The view that many professional investors have had a hand in pumping up the value of GameStop and other company shares is bolstered by the fact that many stocks in question were very heavily traded Thursday, according to FactSet, even as Robinhood and other brokers blocked purchases of the stocks.
“I definitely think there needs to be a look at the equality of access,” Khanna said. “There must be clear regulations for when they can shut down so that there’s not the perception that they’re somehow rigging things on behalf of institutional investors.”
After the market closed Thursday afternoon, Robinhood responded to criticisms in a another blog post, saying that their decision was in part based on its need to satisfy regulatory requirements, “including SEC net capital obligations and clearinghouse deposits.”
The company said it would begin allowing “limited” buys of the aforementioned securities starting Friday. “To be clear this was a risk-management decision, and was not made on the direction of the market makers we route to,” the post read.
Khanna’s colleagues on both sides of the aisle agree that there should be scrutiny of brokers’ decisions to block trades on particular stocks, with North Carolina’s Rep. Patrick McHenry, the top Republican on the House Financial Services Committee, telling Punchbowl News on Thursday that he will request a hearing on whether “there has been market manipulation, fraud or any pump-and-dump schemes.”
Even the very conservative Republican Sen. Ted Cruz of Texas agreed with progressive Democratic Rep. Alexandria Ocasio-Cortez that Robinhood’s decision should be investigated by Congress.
Meanwhile, Democratic Sen. Sherrod Brown of Ohio, the incoming chairman of the Senate Banking Committee, said in a tweet Thursday that he will hold a hearing “current state of the stock market.”
At the state level, New York Attorney General Letitia James said her office would be “reviewing concerns” related to Robinhood and GameStop.
Smith argued that the SEC could move immediately to force brokers to disclose more information on what percentage of their customers make and lose money, particularly on more speculative instruments like stock options. Such regulations already exist in the European Union.
“The regulatory response that I would really hope to see would be more transparency about what’s going on behind the scenes structurally in the markets,” he said. “I believe that one of the drivers is the increasingly intimate relationship between retail brokers and market makers,” as brokers increasingly make their money from payments by market makers to direct trades their way.

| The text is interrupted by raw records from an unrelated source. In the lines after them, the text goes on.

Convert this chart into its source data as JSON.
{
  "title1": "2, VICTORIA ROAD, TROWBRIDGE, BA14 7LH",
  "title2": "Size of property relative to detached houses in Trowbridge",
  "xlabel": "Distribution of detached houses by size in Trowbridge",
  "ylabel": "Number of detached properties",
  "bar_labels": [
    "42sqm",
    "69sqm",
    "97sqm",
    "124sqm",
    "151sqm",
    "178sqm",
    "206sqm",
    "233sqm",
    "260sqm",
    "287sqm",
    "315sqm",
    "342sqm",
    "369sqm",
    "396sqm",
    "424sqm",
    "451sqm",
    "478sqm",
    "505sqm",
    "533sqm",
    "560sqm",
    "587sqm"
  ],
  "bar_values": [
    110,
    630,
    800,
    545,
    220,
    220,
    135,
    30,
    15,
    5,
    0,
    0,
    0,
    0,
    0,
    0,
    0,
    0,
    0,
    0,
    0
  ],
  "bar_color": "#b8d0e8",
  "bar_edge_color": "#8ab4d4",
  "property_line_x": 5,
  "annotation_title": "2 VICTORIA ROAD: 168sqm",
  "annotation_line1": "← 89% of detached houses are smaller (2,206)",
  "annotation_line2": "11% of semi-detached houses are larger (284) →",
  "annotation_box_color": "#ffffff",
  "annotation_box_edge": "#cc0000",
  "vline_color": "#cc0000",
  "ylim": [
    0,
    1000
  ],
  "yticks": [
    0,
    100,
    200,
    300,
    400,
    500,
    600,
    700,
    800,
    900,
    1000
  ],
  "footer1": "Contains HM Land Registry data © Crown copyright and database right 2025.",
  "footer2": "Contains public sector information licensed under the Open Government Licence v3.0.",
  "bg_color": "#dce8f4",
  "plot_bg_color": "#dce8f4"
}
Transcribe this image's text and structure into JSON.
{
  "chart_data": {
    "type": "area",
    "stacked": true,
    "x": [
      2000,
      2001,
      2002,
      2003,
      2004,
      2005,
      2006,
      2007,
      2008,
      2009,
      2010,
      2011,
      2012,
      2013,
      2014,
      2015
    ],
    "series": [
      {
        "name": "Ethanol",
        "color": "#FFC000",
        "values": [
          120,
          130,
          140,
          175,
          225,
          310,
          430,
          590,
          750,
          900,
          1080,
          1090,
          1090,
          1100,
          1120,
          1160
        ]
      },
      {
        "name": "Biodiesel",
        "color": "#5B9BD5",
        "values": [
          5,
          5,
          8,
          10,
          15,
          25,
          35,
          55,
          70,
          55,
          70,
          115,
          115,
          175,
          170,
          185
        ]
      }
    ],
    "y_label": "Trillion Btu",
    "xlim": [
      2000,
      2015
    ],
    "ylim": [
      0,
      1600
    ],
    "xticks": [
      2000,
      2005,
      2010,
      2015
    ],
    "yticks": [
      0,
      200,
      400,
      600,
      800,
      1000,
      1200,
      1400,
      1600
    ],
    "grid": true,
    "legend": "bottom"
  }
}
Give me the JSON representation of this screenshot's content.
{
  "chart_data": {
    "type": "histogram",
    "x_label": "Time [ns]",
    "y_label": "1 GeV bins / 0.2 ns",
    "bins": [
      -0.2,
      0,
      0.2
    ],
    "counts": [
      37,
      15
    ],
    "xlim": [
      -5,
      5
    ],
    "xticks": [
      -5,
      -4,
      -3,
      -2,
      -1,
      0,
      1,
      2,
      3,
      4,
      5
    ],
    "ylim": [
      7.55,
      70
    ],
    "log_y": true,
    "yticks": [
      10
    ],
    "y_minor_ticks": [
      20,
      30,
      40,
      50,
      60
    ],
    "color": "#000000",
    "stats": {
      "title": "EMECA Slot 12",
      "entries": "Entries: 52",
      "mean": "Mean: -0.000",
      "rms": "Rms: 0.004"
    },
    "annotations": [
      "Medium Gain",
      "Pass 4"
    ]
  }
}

There is also the possibility of enforcement actions for market manipulation, according to Alma Angotti, a managing director at the consultancy Guidehouse, who formerly held senior enforcement positions at the Securities and Exchange Commission and the Financial Industry Regulatory Authority.
As the SEC and Congress investigate the origins of the bubbles in GameStop and other stocks, if they find that investors intentionally lied about a company to draw more buyers, the SEC could move to force that person or people to disgorge their gains and pay a penalty, Angotti told MarketWatch.
“The first thing they’re going to do is investigate to make sure there’s no manipulation,” she said. “I’ve seen the progression of market manipulation from boiler rooms to online bulletin boards and now you’ve got social media.”